Re: lexemes in prefix search going through dictionary modifications

From: Florian Pflug <fgp(at)phlo(dot)org>
To: sushant354(at)gmail(dot)com
Cc: pgsql-hackers(at)postgresql(dot)org
Subject: Re: lexemes in prefix search going through dictionary modifications
Date: 2011-10-25 16:05:46
Message-ID: 7407A709-87E3-484D-9E7B-CCBAE7187BF9@phlo.org
Views: Raw Message | Whole Thread | Download mbox | Resend email
Thread:
Lists: pgsql-hackers

On Oct25, 2011, at 17:26 , Sushant Sinha wrote:
> I am currently using the prefix search feature in text search. I find
> that the prefix characters are treated the same as a normal lexeme and
> passed through stemming and stopword dictionaries. This seems like a bug
> to me.

Hm, I don't think so. If they don't pass through stopword dictionaries,
then queries containing stopwords will fail to find any rows - which is
probably not what one would expect.

Here's an example:

Query for records containing the* and car*. The @@-operator returns true,
because the stopword is removed from both the tsvector and the tsquery
(the 'english' dictionary drops 'these' as a stopward and stems 'cars' to
'car.

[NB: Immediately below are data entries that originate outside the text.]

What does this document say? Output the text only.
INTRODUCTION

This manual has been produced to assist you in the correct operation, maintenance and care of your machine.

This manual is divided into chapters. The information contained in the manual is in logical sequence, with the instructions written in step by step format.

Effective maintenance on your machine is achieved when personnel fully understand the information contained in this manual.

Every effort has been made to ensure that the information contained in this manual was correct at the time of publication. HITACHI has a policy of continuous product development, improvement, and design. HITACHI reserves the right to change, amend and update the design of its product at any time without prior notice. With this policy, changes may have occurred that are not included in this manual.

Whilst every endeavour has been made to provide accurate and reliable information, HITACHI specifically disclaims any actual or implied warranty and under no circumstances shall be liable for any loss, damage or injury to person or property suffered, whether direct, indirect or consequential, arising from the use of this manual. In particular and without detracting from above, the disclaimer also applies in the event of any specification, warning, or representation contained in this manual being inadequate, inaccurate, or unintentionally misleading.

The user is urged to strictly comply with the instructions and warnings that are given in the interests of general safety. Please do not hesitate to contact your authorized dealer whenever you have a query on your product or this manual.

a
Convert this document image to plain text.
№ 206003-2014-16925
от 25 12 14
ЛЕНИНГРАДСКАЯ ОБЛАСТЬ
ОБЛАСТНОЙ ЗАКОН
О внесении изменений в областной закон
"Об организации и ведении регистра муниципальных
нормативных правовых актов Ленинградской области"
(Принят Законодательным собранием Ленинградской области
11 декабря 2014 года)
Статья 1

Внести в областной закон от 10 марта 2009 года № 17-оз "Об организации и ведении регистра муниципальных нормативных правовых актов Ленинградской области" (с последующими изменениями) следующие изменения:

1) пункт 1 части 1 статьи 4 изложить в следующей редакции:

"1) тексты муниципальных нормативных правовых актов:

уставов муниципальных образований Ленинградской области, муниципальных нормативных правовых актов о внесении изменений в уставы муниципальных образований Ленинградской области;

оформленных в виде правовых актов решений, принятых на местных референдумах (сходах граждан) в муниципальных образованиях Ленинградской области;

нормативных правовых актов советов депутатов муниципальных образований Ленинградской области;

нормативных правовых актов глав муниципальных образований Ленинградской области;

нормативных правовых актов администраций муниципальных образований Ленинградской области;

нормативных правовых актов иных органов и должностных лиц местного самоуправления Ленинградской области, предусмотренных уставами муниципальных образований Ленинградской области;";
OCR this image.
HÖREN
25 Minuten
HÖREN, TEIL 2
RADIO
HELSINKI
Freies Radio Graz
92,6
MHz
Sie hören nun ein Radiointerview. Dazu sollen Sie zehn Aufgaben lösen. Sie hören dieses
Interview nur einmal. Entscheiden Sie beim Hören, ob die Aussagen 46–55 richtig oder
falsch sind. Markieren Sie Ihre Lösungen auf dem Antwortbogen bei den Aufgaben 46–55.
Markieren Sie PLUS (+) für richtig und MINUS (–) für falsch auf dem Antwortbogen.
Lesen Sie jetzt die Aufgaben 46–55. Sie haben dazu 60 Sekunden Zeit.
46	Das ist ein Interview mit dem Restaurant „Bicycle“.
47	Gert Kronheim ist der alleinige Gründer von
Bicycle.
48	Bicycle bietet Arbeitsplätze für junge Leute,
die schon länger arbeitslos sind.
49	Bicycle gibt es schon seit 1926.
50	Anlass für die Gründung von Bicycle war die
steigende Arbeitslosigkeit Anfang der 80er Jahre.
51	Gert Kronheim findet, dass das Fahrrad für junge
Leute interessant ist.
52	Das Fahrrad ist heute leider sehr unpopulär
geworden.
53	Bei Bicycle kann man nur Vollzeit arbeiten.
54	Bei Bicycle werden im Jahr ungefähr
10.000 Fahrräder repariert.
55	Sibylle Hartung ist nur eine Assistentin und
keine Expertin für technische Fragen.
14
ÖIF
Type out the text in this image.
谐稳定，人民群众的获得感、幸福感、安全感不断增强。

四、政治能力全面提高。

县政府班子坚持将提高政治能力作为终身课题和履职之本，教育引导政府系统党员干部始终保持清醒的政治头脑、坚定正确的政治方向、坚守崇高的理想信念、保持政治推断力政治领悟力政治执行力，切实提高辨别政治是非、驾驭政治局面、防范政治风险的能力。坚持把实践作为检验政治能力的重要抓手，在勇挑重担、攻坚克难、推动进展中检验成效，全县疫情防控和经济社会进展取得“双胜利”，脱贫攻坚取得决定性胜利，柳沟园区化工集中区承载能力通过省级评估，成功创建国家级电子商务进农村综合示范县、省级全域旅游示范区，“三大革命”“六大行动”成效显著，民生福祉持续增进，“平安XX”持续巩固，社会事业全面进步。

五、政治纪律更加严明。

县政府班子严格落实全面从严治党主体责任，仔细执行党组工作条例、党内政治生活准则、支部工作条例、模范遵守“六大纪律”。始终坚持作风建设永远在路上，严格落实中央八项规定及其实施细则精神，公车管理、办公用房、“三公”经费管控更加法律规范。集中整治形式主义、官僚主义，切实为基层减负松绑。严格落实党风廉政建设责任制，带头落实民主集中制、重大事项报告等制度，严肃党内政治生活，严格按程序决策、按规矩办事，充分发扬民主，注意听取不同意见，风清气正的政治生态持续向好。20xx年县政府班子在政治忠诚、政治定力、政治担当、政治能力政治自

Both the tsvector and the query end up being just 'car')

postgres=# select to_tsvector('english', 'these cars') @@ to_tsquery('english', 'the:* & car:*');
?column?
----------
t
(1 row)

Here what happens stopwords aren't removed from the query
(Now, the tsvector ends up being 'car', but the query is 'the:* & car:*')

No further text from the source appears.